Archive for June 3, 2020

Wednesday, June 3, 2020

Google Chrome Incognito Lawsuit

Tim Hardwick (also: Hacker News):

A proposed class action lawsuit in the U.S. has accused Google of violating federal wiretap laws by tracking the online activities of users when in Incognito mode.

According to Reuters, the class action argues that by surreptitiously collecting information about what people view online and where they browse when they use Chrome’s private browsing mode, Google has been intentionally deceiving customers into believing that they have control over the information they share with the company.

When you open a new incognito tab, Chrome tells you:

Now you can browse privately, and other people who use this device won’t see your activity.


Your activity might still be visible to:

  • Websites you visit
  • Your employer or school
  • Your internet service provider

Not deceptive at all.

Update (2021-03-14): Tim Hardwick:

A judge in California has ruled that Google must face a class action lawsuit alleging that it secretly tracks the online activity of Chrome users even when they’re using the browser in its privacy-oriented Incognito mode (via Bloomberg).

Claquette 2.0


Adds support for importing and converting videos and GIFs

Adds support for iOS device recording


Adds cursor click and drag visualizations for screen recordings

Adds support for creating and managing export presets


Unable to Enable Safari Extensions

Jeff Johnson (tweet):

In macOS 10.15.3, Apple introduced a bug that can prevent you from enabling or disabling Safari extensions.
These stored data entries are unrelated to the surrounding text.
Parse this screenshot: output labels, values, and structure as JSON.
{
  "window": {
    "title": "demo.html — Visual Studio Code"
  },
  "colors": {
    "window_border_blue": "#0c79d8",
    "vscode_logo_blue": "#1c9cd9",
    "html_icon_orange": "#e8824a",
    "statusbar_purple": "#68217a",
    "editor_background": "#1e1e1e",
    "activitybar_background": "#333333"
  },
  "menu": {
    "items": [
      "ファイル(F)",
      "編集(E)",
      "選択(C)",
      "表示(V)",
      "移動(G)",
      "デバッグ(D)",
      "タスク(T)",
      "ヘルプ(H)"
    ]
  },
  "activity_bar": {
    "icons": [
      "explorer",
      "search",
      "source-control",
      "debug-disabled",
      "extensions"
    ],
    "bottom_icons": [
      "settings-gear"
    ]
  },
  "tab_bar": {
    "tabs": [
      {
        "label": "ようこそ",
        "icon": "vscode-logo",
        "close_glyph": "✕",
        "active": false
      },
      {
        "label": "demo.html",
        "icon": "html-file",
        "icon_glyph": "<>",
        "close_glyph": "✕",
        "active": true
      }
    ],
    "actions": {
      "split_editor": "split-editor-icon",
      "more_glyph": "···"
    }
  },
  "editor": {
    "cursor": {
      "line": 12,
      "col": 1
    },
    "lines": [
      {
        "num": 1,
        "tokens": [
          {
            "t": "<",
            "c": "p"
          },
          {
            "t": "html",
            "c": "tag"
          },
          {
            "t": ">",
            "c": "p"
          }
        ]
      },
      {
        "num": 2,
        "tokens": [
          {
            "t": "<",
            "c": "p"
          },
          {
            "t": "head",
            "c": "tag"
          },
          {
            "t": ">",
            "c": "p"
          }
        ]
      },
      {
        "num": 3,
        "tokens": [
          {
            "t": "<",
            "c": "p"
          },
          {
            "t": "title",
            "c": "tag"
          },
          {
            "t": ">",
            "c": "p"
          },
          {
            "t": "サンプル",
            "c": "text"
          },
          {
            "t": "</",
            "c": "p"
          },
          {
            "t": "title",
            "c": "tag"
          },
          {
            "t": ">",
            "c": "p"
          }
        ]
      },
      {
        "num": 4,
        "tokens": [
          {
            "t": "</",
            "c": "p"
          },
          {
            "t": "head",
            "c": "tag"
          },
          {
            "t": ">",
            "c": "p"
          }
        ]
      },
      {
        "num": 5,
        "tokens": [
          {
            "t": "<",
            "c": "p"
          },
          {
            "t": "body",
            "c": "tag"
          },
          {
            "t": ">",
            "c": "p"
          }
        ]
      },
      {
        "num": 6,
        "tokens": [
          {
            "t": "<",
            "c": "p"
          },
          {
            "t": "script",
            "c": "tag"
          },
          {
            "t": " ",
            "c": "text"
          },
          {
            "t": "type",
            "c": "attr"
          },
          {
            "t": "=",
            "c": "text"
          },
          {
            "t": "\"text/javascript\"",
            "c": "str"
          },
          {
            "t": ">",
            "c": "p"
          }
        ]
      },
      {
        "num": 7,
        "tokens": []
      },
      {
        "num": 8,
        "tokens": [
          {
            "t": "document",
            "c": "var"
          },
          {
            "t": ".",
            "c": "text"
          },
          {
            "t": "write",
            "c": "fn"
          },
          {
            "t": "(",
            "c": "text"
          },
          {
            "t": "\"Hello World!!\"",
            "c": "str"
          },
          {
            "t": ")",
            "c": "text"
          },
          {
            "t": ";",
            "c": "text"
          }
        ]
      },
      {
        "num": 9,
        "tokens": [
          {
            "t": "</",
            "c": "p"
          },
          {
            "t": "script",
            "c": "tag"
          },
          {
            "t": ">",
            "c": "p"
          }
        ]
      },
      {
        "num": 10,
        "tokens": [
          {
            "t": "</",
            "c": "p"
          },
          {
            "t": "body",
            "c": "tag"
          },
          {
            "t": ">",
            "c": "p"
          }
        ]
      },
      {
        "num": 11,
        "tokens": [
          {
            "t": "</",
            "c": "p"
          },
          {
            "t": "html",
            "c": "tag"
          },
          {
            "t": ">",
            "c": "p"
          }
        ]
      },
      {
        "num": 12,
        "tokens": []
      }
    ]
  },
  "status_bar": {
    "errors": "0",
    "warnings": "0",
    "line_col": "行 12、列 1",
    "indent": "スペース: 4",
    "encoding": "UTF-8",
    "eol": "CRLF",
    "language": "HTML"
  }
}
In order to enable or disable an extension, you must click the checkbox next to the extension in the Extensions pane of Safari Preferences. […] When the bug occurs, however, then clicking the checkbox does nothing: the checkbox doesn’t get checked, and the extension doesn’t get enabled either.


I believe that this Safari bug was introduced by Apple in a bungled attempt to prevent extensions from getting enabled via “synthetic clicks.” […] In theory it may be a good idea for Apple to prevent synthetic clicks in this case, but in practice the code that Apple shipped here was buggy and caused more harm than help. Safari incorrectly identifies real user clicks as fake synthetic clicks, preventing users from enabling their installed Safari extensions.


The other issue here is the lack of a visible error message for the user. I found a message buried among thousands of other unrelated messages in Console log, but no normal Safari user will ever see that. There ought to be a warning in the Safari Preferences window. Silent failure is a security failure. If an unauthorized process were in fact trying to secretly enable Safari extensions, shouldn’t the user be made aware of that immediately?

It still happens in macOS 10.15.5.

Rob Griffiths:

Here’s the bug I filed: Safari’s Extensions prefs panel behavior can confuse users

In 10.15, Apple prevents users from enabling Safari extensions if they’re running an app with a full-screen invisible window. But with zero feedback, it just looks broken.

Rudy Richter:

its a constant complaint by users of 1Password that they can’t click it


Update (2020-07-29): Apple (via Jeff Johnson):

Learn what to do if you can’t select the checkbox to turn on a Safari extension.

Update (2020-09-28): Safari 14 adds a visible error message, but as chucker notes:

So that’s new, but not great… it can’t say what “app or service”?

(I tried again and it worked. …what?)


Apple’s Linker & Deterministic Builds

Milen Dzhumerov:

  • Universal deterministic builds require that all paths in artifacts must be repo checkout independent.
  • On Apple platforms, the linker will insert absolute paths to object files in executables.
  • In Xcode 11, Apple added a new linker option, -oso_prefix, that can relativise OSO absolute paths.
  • Another source of non-determinism in object files are the OSO timestamp entries.